O termo
“periferia” já passou por muitas mudanças, envolvendo desde a academia, a
política e as artes. A definição de periferia foi usada primeiramente pelos
intelectuais universitários, sendo tomada e ressignificada pela cultura musical
e, por fim, foi levada para o cinema. Além disso, pesquisa realizada na
Faculdade de Filosofia, Letras e Ciências Humanas (FFLCH) pelo cientista social
Tiarajú Pablo D’Andrea, busca entender o papel e a importância dos coletivos
artísticos, assim como o conceito de sujeito periférico.
Viver na
chamada periferia e presenciar as mudanças ocorridas estimulou o cientista a
iniciar sua pesquisa cujo objetivo, segundo ele, é “entender alguns processos
sociais ocorridos nas periferias paulistanas nos últimos vinte anos, as disputas
entre distintos agentes sociais com relação ao termo periferia, a importância
da produção artística destes locais e a constituição do orgulho periférico que
veio a redundar no sujeito periférico”. O resultado foi a tese de doutorado A
Formação dos Sujeitos Periféricos: Cultura e Política na Periferia de São
Paulo.
O uso do
termo
Primeiramente,
o estudo buscou entender o termo periferia e o que estava por trás dele. “De
acordo com a tese, de mais ou menos 1960 até 1993, a academia possuía a
preponderância da explicação do fenômeno periferia.

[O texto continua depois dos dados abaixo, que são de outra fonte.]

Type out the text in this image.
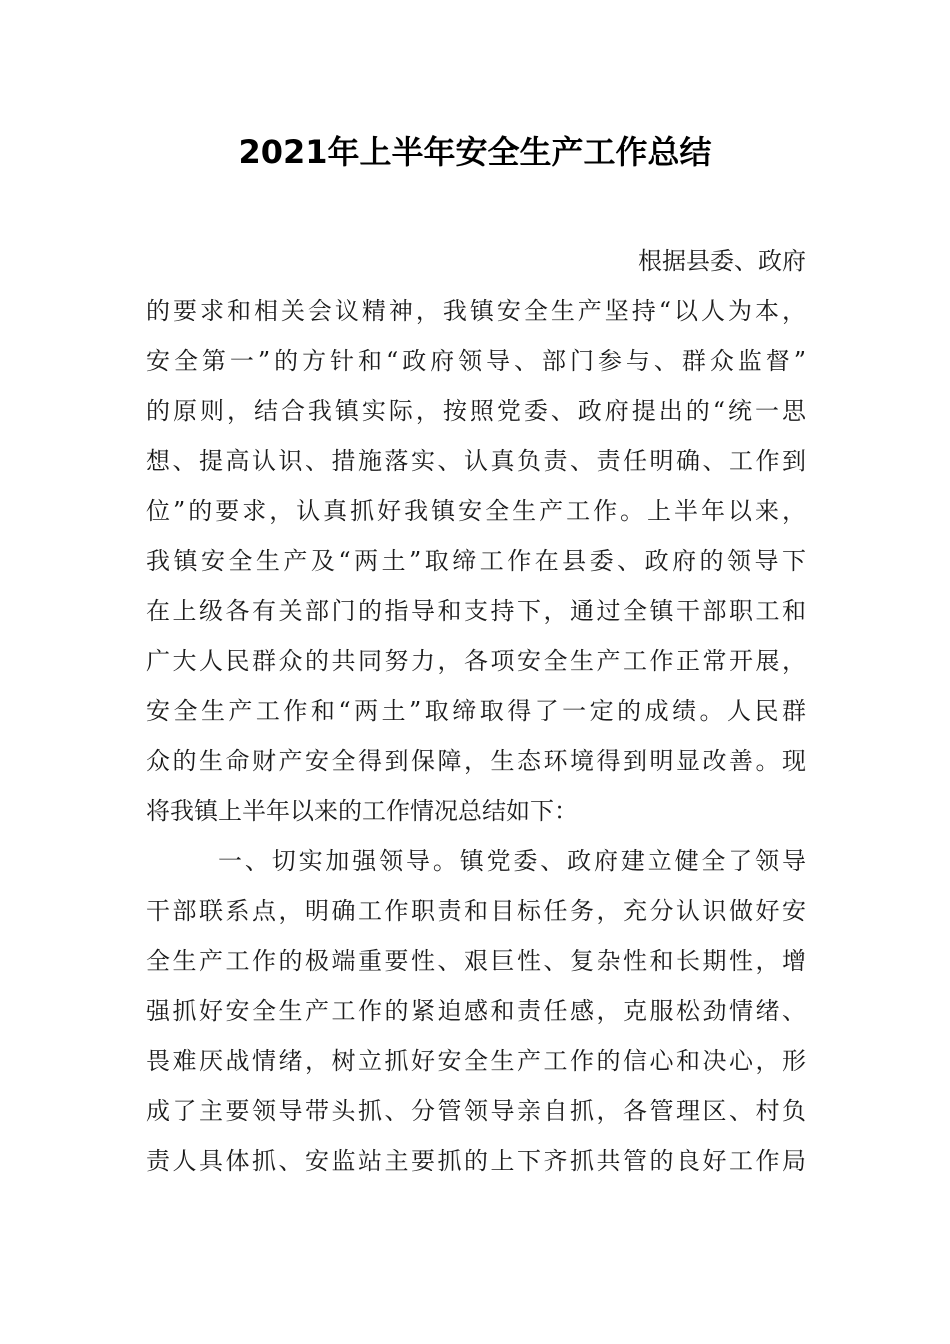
2021年上半年安全生产工作总结
根据县委、政府
的要求和相关会议精神，我镇安全生产坚持“以人为本，
安全第一”的方针和“政府领导、部门参与、群众监督”
的原则，结合我镇实际，按照党委、政府提出的“统一思
想、提高认识、措施落实、认真负责、责任明确、工作到
位”的要求，认真抓好我镇安全生产工作。上半年以来，
我镇安全生产及“两土”取缔工作在县委、政府的领导下
在上级各有关部门的指导和支持下，通过全镇干部职工和
广大人民群众的共同努力，各项安全生产工作正常开展，
安全生产工作和“两土”取缔取得了一定的成绩。人民群
众的生命财产安全得到保障，生态环境得到明显改善。现
将我镇上半年以来的工作情况总结如下：
一、切实加强领导。镇党委、政府建立健全了领导
干部联系点，明确工作职责和目标任务，充分认识做好安
全生产工作的极端重要性、艰巨性、复杂性和长期性，增
强抓好安全生产工作的紧迫感和责任感，克服松劲情绪、
畏难厌战情绪，树立抓好安全生产工作的信心和决心，形
成了主要领导带头抓、分管领导亲自抓，各管理区、村负
责人具体抓、安监站主要抓的上下齐抓共管的良好工作局
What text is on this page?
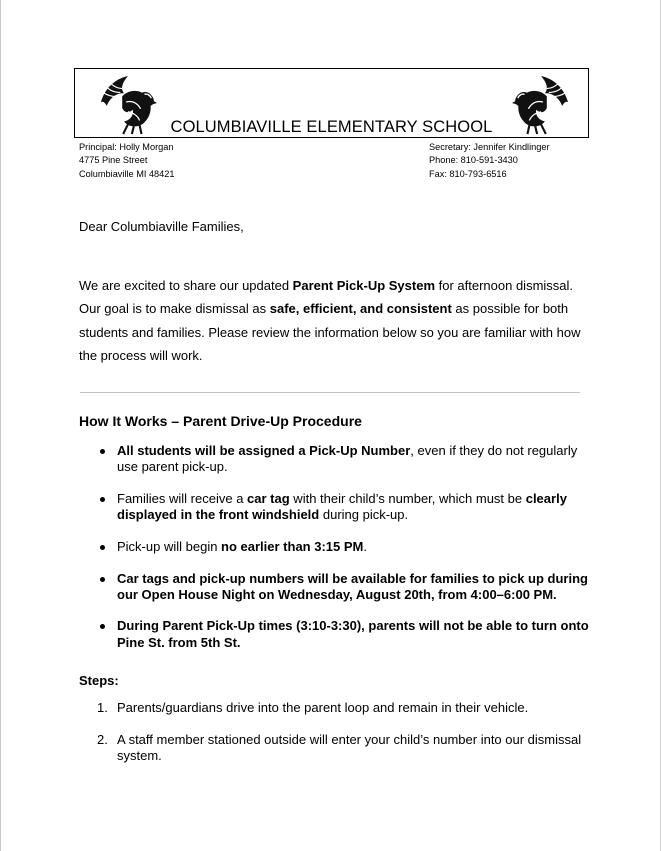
COLUMBIAVILLE ELEMENTARY SCHOOL
Principal: Holly Morgan
4775 Pine Street
Columbiaville MI 48421
Secretary: Jennifer Kindlinger
Phone: 810-591-3430
Fax: 810-793-6516
Dear Columbiaville Families,
We are excited to share our updated Parent Pick-Up System for afternoon dismissal. Our goal is to make dismissal as safe, efficient, and consistent as possible for both students and families. Please review the information below so you are familiar with how the process will work.
How It Works – Parent Drive-Up Procedure
All students will be assigned a Pick-Up Number, even if they do not regularly use parent pick-up.
Families will receive a car tag with their child’s number, which must be clearly displayed in the front windshield during pick-up.
Pick-up will begin no earlier than 3:15 PM.
Car tags and pick-up numbers will be available for families to pick up during our Open House Night on Wednesday, August 20th, from 4:00–6:00 PM.
During Parent Pick-Up times (3:10-3:30), parents will not be able to turn onto Pine St. from 5th St.
Steps:
1. Parents/guardians drive into the parent loop and remain in their vehicle.
2. A staff member stationed outside will enter your child’s number into our dismissal system.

Eram intelectuais de
distintas áreas como sociologia, antropologia, geografia, economia, história e
urbanismo que conflitavam entre si para obter a explicação mais aceita, mas
tudo se passava dentro das formulações da academia”, explica. A mudança
aconteceu em 1993 com o lançamento do álbum Raio-X Brasil, do grupo de rap
Racionais MC’s. Com isso, a preponderância passa para os moradores desses
bairros periféricos, assim a expressão da periferia fica a cargo da arte e não
mais apenas pela via científica. O impacto causado pela produção artística foi
capaz mudar a forma de pensar e enxergar a periferia.
“A
preponderância periférica sobre o fenômeno periferia durou mais ou menos até o
ano de 2002, quando o lançamento do filme Cidade de Deus fez com que a
Indústria do Entretenimento passasse a possuir a preponderância das
representações sobre o que seja a periferia”, relata. O filme abre as portas
para novas produções cinematográficas e televisivas sobre o tema. Ou seja, a partir
de 2002 a produção sobre a periferia encontra concorrência na Indústria do
Entretenimento.
Nos anos
1990, o uso do termo periferia tomou forma política por seus moradores e foi
popularizado. O início do uso se deu pelo movimento hip-hop, sendo adotado
depois por outras expressões artísticas e culturais, como nas rodas de samba,
saraus, cineclubes, grupos de teatro, etc. “O termo tinha um caráter de
denúncia, pois mostrava à sociedade a realidade ou a verdade, criticando com
isso o pensamento hegemônico neoliberal de princípios dos 1990 que pregava o
“fim da história” ou o “fim das classes”, explica D’Andrea. A denúncia, como
crítica ao pensamento hegemônico, mostrava majoritariamente dois aspectos: a
violência e a pobreza. Segundo o pesquisador, a afirmação por meio desses
aspectos significava pautar um processo de superação deles. Desta forma, a
periferia continha e negava a violência e a pobreza. “Hoje o significado do
termo periferia foi alargado, sendo que o mesmo se entende contendo em seu âmago,
pelo menos, quatro significados: violência, pobreza, cultura e potência”,
conclui.
A arte na
periferia
Também foram
estudados os possíveis motivos para o grande aumento de atividades artísticas
na periferia nos últimos 20 anos. Para esse fenômeno há várias explicações.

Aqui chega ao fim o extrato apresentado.